The European market showed signs of recovery into the beginning of 2016 as a result of the aids to private storage (APS) scheme for pigmeat which came into force on 4 January.

This scheme was aimed at easing pressure on the EU market, which is still struggling from the Russian ban on imports since February 2014.

However, following a vote in Brussels, it was agreed to close the APS scheme for pigmeat, which had already taken a substantial amount of pigmeat off the market.

The main EU pig-producing countries voted to close the scheme as they felt the market had reacted positively and there was no further need for it. The most recent information shows that the total quantity of product put into storage was 89,841t at an estimated cost of €27.6m.

In total, 18 member states participated in the scheme, with four of those storing three-quarters of the meat: Germany 26,000t (29%), Spain 19,000t (22%), Denmark 12,000t (13%) and The Netherlands
11,000t (12%). The 90,000t total represents some 4.5% of the monthly slaughter in the EU. Ireland has 1,575t in storage, with companies mainly choosing the 90-day option.

EU crisis fund

The European Commission announced a package to support the dairy and pigmeat sectors in Europe. Irish pig farmers were allocated €1m of this fund, aimed at assisting farmers who were most greatly affected by volatility and the closure of the Russian market for EU exports.

Minister for Agriculture Simon Coveney has announced that the money will be distributed on a flat rate per farmer. Although the IFA welcomed this payment, pigs committee chair Pat O’Flaherty has outlined that “it is far from sufficient to address the current cashflow problems pig farmers are experiencing. Farmers have been under huge financial strain over the past 12 months, with the average margin over feed for 2015 at 37c/kg. Teagasc estimates this figure needs to be 50c/kg in order to break even. More worryingly, the past five-year average margin over feed figure is running at 44c/kg.”

The IFA has also outlined that payment must be distributed to farmers with immediate effect.

Rabobank pork report

According to the latest Rabobank quarterly pork report, the global pork industry will remain weak during quarter one 2016, with some seasonal improvement anticipated going into quarter two.

Exchange rates are likely to play a more important role in global pork markets this year due to the expected strengthening of the US dollar, with the euro and Brazilian real at present best equipped to take advantage of this.

In China, imports are expected to rise further, supported by strong domestic prices and an estimated decline in the herd, driven by stricter environmental regulations.

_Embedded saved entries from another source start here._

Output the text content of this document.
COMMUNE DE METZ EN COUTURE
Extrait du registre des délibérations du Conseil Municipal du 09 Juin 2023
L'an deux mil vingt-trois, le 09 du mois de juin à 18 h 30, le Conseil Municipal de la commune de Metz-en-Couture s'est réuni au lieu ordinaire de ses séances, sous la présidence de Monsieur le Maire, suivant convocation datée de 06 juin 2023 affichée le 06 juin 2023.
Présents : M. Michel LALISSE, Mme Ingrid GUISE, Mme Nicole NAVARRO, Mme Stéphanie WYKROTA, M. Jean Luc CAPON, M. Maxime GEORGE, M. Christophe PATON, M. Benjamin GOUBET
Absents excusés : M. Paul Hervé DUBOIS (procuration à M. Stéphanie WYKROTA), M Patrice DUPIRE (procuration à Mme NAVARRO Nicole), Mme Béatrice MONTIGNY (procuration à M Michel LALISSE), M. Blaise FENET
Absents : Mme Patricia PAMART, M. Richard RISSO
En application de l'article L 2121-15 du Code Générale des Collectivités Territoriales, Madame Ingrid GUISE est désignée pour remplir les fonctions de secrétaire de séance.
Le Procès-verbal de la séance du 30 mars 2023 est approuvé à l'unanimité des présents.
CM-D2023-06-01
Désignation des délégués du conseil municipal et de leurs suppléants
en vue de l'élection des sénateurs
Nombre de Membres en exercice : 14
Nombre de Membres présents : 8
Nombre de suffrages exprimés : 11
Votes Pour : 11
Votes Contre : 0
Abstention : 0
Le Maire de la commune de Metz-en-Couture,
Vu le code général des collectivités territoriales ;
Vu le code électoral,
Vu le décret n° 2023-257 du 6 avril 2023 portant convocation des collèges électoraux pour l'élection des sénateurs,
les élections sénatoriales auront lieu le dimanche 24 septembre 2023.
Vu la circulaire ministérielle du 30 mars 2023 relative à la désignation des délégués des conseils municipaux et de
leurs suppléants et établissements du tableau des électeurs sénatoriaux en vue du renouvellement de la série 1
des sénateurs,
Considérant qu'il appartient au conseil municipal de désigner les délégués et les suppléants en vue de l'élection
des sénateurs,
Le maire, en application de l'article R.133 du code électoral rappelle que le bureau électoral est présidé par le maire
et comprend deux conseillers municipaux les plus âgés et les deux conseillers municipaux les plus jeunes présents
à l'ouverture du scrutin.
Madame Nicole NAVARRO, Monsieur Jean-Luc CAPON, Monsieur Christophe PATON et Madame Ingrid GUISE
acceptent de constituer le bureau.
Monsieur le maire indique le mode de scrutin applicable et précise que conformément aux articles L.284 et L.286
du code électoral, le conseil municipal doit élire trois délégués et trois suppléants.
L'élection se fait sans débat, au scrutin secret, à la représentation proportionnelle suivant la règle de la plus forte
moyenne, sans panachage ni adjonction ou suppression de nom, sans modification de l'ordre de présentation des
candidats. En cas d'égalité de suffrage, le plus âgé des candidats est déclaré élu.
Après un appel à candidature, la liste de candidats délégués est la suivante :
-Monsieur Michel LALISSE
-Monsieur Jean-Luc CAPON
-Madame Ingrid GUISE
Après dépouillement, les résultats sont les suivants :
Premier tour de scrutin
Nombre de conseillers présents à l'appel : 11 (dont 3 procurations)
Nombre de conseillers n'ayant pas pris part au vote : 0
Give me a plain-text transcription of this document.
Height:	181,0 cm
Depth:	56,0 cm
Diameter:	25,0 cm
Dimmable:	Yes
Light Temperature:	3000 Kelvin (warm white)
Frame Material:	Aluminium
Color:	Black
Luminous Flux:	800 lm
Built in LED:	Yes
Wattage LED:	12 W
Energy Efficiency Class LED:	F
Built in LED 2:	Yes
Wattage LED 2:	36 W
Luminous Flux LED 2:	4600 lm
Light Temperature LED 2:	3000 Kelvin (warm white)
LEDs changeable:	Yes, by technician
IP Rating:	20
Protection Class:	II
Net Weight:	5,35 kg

The level of China’s imports and relative competitiveness of major exporters will be key to a global recovery.

In the US, industry expansion is expected to slow after a significant supply growth in 2015. Exports are expected to pick up, due to expected low prices and approval of plants for export to China.

On the European market, it is hoped a slowdown in supply in the second quarter of the year due to an anticipated decrease in the herd will help rebalance the trade.

It is estimated these decreases will come mainly from the German and Dutch herds. In Russia, production is set to increase by over 7% this year, continuing strong growth from 2015.

Production growth, coupled with a recovery in the Russian rouble, is expected to heap further pressure on pork imports.

In Brazil, the market is forecast to follow the steady path of the fi nal quarter of 2015, due to continuing good domestic and export demand.

Anticipated weakening in the Brazilian real will also contribute to the competitiveness of exports.